You probably know Kartemquin Films for Hoop Dreams or, more recently, the beautiful and stirring Life Itself, which tells Roger Ebert’s life story. The Chicago-based documentary film center has more than 50 films to its name, and you can stream these award-winning docs and more for free as part of the not-for-profit’s 50th anniversary.

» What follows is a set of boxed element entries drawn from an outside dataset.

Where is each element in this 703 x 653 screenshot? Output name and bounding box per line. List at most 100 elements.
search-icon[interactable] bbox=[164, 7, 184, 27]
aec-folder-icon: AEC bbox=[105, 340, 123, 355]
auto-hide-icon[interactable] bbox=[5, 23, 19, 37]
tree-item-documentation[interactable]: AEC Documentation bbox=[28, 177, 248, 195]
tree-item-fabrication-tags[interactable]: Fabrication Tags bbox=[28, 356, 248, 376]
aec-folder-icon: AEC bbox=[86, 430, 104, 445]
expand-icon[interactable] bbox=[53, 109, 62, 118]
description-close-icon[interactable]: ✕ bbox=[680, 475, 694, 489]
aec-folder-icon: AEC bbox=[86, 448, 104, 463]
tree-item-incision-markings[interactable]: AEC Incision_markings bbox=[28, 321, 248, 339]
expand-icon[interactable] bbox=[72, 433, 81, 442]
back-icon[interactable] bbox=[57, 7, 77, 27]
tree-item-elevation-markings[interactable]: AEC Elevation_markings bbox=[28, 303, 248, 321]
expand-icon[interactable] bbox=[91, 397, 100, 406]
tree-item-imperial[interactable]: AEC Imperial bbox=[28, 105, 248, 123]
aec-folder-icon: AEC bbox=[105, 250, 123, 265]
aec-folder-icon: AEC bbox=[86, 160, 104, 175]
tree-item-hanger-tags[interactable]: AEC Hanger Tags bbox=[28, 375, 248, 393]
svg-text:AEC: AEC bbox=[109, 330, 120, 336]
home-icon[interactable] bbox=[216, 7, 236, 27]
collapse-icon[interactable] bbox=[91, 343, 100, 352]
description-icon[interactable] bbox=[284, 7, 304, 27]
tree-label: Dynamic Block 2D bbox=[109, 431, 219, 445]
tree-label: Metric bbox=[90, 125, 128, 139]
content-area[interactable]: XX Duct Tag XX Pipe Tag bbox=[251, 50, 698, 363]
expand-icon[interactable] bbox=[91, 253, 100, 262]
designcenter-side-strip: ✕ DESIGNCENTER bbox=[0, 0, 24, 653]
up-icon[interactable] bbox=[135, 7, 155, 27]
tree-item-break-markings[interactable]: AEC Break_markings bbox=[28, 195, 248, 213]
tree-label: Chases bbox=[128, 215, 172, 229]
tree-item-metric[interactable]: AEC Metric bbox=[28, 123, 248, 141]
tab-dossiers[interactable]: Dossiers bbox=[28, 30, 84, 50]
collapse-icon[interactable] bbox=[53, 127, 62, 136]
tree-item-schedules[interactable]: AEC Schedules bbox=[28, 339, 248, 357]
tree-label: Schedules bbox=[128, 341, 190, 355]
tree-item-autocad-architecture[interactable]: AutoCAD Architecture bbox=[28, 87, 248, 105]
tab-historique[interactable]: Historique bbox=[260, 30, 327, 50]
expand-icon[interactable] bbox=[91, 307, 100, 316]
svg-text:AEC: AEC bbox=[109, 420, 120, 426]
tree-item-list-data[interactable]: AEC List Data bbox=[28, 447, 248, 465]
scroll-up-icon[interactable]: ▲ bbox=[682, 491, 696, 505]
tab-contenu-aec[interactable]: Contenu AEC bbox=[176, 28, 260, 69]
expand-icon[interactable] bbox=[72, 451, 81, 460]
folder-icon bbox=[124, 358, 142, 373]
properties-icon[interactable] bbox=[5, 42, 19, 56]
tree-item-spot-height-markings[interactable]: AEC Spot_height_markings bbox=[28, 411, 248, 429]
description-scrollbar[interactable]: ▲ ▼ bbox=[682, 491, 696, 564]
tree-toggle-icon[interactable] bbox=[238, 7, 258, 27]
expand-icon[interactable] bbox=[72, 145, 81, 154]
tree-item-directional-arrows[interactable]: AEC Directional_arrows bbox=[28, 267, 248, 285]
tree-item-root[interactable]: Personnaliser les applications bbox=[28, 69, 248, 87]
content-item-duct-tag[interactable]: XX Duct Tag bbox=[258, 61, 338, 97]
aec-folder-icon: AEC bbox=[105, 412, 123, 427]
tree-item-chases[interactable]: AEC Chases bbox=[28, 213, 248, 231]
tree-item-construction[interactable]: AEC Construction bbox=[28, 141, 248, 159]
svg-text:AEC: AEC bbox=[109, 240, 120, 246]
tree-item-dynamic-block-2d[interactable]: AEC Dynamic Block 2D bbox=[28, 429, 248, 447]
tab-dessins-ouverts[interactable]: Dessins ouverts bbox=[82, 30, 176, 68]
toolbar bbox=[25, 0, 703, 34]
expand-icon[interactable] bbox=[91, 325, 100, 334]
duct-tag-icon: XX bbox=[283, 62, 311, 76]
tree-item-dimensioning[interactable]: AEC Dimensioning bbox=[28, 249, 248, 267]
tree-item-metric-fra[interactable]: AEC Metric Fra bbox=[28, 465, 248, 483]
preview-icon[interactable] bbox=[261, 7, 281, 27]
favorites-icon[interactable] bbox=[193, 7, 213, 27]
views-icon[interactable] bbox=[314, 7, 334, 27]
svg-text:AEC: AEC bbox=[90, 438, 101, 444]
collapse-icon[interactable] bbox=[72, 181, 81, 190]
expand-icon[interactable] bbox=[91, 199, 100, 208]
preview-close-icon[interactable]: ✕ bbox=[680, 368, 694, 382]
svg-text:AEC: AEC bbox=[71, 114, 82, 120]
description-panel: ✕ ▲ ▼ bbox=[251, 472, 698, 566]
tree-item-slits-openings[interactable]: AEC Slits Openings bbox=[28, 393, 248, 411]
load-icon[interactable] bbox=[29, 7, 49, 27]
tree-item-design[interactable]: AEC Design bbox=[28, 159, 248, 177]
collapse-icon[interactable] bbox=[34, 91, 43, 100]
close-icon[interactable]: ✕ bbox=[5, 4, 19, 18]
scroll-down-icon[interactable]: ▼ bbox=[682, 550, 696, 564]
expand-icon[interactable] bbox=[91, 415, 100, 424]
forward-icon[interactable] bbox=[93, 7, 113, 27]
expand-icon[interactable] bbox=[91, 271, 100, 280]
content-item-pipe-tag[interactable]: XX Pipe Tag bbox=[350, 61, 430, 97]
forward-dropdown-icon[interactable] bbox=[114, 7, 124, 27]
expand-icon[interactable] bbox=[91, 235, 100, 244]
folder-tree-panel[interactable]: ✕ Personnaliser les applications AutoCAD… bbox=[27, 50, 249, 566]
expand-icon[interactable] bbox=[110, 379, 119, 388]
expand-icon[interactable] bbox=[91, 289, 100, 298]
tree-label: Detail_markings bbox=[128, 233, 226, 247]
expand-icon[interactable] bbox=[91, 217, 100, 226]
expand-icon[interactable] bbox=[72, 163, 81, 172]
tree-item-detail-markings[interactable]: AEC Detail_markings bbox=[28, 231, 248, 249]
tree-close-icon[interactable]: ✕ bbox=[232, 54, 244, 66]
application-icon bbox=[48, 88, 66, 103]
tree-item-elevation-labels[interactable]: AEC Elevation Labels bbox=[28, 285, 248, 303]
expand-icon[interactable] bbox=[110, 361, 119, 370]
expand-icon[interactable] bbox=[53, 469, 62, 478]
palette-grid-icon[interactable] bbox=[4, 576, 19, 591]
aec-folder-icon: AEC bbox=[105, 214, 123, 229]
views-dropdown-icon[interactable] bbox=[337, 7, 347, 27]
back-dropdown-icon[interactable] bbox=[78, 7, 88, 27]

Free streaming started January 1 with Kartemquin’s first film, Home for Life (1966), which tells the story of two elderly people in their first month in an assisted-care home. You can stream a new Kartemquin documentary here each week, from Inquiring Nuns (1968) beginning January 8 (in which two young nuns wander Chicago asking people, “Are you happy?”) to new films like Raising Bertie at the end of 2016. Like Hoop Dreams, Raising Bertie is a long-term study conducted over many years of its subjects’ lives. This doc follows three young African-American men living in rural poverty as they finish high school and transition into adulthood. “It’s a beautiful looking film but quite heavy in terms of its content,” says Tim Horsburgh, director of communications and distribution for Kartemquin.
Kartemquin will also celebrate its 50th anniversary with special events like a June gala and an upcoming art exhibit (May 20–August 20) of old photos, video and film equipment at Expo 72.